SQL Reference

Supported SQL and data types

Every SQL statement, clause, and data type supported by mskql. For the formal grammar, see the Grammar Reference.

Supported SQL

CategorySupportedNotes
DDL CREATE TABLE (IF NOT EXISTS, LIKE), DROP TABLE, CREATE INDEX (IF NOT EXISTS, composite multi-column), DROP INDEX, CREATE TYPE … AS ENUM, DROP TYPE, CREATE SEQUENCE, DROP SEQUENCE, CREATE VIEW, DROP VIEW, ALTER TABLE (ADD/DROP/RENAME COLUMN, ALTER COLUMN TYPE, SET DEFAULT/DROP DEFAULT, SET NOT NULL/DROP NOT NULL), composite PRIMARY KEY(col1, col2) / UNIQUE(col1, col2) Schema changes are immediate; no background rewrite.
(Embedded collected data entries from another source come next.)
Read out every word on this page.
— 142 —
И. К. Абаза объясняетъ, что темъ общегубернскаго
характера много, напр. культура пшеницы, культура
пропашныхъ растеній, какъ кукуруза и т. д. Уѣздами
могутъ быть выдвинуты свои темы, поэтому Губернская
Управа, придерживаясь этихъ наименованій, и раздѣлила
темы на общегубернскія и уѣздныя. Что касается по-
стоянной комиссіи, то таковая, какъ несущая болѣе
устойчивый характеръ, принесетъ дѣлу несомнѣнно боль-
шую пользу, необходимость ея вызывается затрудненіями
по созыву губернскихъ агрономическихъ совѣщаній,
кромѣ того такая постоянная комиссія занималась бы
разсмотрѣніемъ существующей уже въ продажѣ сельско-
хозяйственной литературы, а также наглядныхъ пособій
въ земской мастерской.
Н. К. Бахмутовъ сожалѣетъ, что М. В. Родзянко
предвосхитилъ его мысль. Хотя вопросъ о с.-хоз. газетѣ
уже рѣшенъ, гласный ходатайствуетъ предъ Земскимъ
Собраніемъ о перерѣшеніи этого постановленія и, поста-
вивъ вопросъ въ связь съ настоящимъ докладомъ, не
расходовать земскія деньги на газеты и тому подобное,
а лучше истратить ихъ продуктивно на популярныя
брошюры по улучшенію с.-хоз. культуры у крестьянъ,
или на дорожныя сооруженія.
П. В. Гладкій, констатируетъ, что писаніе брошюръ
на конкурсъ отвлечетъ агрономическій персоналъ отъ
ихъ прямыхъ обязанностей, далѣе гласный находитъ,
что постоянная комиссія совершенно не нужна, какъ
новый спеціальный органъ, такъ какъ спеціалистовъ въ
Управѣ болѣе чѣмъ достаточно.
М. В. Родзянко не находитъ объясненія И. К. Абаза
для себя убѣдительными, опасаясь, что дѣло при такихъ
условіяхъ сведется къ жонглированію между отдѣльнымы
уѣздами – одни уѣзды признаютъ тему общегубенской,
Views are expanded at query time.
DML INSERT (single, multi-row, INSERT…SELECT), SELECT, UPDATE (incl. UPDATE…FROM), DELETE, RETURNING, ON CONFLICT DO NOTHING, ON CONFLICT DO UPDATE (with EXCLUDED.* references), TRUNCATE TABLE, COPY TO STDOUT (tab/CSV/header), COPY FROM STDIN (tab/CSV) In-place updates—no MVCC tuple versioning. Inserts are 3× faster than PostgreSQL.
Filtering WHERE with AND/OR/NOT, BETWEEN, IN (values, subqueries, multi-column), ANY/ALL, LIKE, ILIKE, IS [NOT] NULL, IS [NOT] DISTINCT FROM, = != <> < > <= >= Compound filters (AND/OR trees) run in the plan executor on columnar blocks.
Joins INNER, LEFT, RIGHT, FULL OUTER, CROSS, NATURAL, USING, LATERAL, multi-table, compound ON conditions (AND/OR) Hash join for equi-joins; nested loop for CROSS/LATERAL. Join cache reuses hash tables across queries.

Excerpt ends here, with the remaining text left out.